I almost laugh, but tears spring to my eyes instead, because they think she thought she was better than they were and she died of a drug overdose. Tears trickle beside my nose, and I want to tell everyone here the truth—but how do I say such a thing without them feeling worse? There is nothing I can say. Nothing that will make them feel better.
"I always thought she ran away because she was pregnant,” I say finally, hoping to diffuse the tense air around the room.
Steven laughs. “She wasn’t pregnant. She didn't even have a boyfriend.”
“She did have a boyfriend,” I say. I get up from the table and retrieve the prom picture out of my bag. I hand the picture to Barb, and she draws in a breath.
“Oh my God.” She draws her hand to her mouth, handing the picture over to Will.

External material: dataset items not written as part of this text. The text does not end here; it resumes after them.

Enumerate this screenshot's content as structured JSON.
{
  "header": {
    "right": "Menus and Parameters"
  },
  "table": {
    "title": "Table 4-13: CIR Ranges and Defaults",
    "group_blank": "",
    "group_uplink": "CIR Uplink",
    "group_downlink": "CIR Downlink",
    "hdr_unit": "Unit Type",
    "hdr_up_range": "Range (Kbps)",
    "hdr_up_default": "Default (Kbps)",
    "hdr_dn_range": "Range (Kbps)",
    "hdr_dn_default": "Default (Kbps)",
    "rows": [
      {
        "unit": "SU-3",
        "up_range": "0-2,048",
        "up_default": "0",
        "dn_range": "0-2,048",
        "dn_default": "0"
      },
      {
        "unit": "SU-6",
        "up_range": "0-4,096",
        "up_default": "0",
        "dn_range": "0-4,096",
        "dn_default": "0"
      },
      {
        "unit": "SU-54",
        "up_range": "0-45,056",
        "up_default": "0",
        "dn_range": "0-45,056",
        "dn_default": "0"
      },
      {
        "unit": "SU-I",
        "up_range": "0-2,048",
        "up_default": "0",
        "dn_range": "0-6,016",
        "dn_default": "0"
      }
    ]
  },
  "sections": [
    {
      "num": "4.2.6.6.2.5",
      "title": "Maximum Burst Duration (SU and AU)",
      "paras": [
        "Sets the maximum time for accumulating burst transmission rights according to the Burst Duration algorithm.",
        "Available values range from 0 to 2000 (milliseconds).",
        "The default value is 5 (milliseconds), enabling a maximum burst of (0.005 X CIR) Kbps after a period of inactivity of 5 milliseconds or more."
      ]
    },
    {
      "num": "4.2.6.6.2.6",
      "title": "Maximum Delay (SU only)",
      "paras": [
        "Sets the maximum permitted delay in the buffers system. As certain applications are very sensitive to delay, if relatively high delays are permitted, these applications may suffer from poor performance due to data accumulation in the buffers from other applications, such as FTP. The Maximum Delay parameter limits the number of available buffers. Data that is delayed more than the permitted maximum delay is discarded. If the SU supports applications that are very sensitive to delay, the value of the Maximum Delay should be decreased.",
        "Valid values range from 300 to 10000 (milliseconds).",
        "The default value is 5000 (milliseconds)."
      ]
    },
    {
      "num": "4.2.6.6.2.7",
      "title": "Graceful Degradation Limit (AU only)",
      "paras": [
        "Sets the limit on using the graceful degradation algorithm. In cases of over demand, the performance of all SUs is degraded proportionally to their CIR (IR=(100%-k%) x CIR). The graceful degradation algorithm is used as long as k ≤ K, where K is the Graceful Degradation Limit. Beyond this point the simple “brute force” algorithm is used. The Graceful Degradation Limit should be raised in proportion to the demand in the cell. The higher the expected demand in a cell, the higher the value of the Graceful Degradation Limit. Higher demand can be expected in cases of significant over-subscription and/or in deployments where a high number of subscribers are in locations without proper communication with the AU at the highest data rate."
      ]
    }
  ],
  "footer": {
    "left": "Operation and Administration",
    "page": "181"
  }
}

"This is after she left?” he asks, and Barb nods.
I look around the room, and every eye is lowered—nobody is looking at anybody, except for Barb, whose gaze is locked on me. Her eyes are soft, large, and tearful, and I know I screwed up. Why did I bring all this up now? Why the hell can’t I just keep my mouth shut and enjoy being part of something? Damn but I can’t, and here we are, the only sound being the creaking of the porch swing against the chain holding it to the column.